The real winner, of course, is John Oliver and HBO, which get free promotion throughout some of the web’s most trafficked sites while also netting ad revenue from the YouTube embeds, and it does that without destroying its own brand with undifferentiated content.

Turning threats into opportunities

And this is where Facebook’s hosting of content can pay off. The economics of online advertising are bad and getting worse for publishers, but if properly executed, these kinds of partnerships can be used as a form of native advertising for news organizations — but instead of paying for promotion, the news partners get paid to promote their own work.

It does require also developing new revenue streams that aren’t advertising. Perhaps a conference business, like Recode runs. Perhaps it’s live performances of news, which This American Life, Radio Ambulante, and PopUp Magazine have popularized. Or better yet, something completely original to your audience, organization, and community.

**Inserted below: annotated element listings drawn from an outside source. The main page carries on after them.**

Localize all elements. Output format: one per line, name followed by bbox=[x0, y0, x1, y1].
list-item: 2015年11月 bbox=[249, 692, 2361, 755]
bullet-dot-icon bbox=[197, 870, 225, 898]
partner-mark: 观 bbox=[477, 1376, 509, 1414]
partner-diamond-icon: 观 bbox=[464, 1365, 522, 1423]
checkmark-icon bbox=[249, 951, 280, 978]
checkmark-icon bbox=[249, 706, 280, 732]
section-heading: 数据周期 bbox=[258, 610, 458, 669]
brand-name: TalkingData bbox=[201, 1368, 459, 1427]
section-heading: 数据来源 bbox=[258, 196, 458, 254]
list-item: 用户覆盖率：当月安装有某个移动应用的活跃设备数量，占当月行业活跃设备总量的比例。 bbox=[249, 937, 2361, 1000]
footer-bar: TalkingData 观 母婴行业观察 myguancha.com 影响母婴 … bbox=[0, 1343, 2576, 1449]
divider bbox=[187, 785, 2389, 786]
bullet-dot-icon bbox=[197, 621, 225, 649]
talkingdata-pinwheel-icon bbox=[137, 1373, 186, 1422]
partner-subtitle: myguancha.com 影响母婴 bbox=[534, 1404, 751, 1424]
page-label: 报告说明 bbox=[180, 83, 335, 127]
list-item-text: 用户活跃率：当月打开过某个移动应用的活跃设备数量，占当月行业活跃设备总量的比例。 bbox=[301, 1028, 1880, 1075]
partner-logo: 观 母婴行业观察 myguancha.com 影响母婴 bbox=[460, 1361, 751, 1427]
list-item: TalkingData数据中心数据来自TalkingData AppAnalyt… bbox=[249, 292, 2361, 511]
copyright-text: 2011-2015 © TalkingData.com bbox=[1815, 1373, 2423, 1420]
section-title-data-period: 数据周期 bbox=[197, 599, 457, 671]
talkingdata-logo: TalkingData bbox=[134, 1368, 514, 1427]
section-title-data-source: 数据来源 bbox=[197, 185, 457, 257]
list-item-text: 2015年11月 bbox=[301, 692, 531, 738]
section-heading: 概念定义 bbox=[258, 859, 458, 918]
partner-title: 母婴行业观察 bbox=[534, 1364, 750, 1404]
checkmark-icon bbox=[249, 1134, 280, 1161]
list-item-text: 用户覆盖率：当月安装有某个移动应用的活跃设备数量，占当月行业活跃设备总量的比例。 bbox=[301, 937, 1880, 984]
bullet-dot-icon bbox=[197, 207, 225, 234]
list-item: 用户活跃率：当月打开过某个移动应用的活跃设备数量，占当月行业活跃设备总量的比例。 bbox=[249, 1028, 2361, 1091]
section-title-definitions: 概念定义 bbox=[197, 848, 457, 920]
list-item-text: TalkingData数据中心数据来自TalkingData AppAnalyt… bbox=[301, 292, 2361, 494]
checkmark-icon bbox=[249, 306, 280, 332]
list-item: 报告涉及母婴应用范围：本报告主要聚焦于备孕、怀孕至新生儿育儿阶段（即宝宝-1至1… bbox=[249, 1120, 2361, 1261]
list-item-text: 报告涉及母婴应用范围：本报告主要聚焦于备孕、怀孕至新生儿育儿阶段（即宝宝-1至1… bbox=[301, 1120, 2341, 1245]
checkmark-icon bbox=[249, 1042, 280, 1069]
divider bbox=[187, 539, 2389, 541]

For MuckRock, the company I co-founded five years ago, our answer was to build great tools for getting government information, and then offering those tools to the world.

It’s helped us break important stories, ranging from an in-depth look at police militarization to a sweeping look at prison privatization, and more than 500 other stories over the past five years (we’re now publishing daily with a staff of four).

And our revenue — both absolute and per thousand page views — has continued to grow. A few months ago, without advertising, we were making over $15 for every thousand visitors. As a comparison, here is the kind of advertising we would have to put on each and every page to make the same amount of money with the same audience:

Advertising example

Instead, our site has no advertising, which has given us amazing design flexibility and allows us to put our audience’s interests first, avoiding the shady world of advertising trackers while being one of the first news organizations to adopt HTTPS, the secure data transfer protocol, in 2011.

And for us, if ad rates are pushed lower from increasing competition, we can actually benefit as we advertise our own offerings at a better return on investment.

A media world less reliant on advertising can be hard to imagine for many, but not for all. In fact, as The Economist’s Tom Standage recently noted, 41% of millennials already use ad-blocking software. His organization is already planning for a future without it. The question is, will your news organization be ready for that future?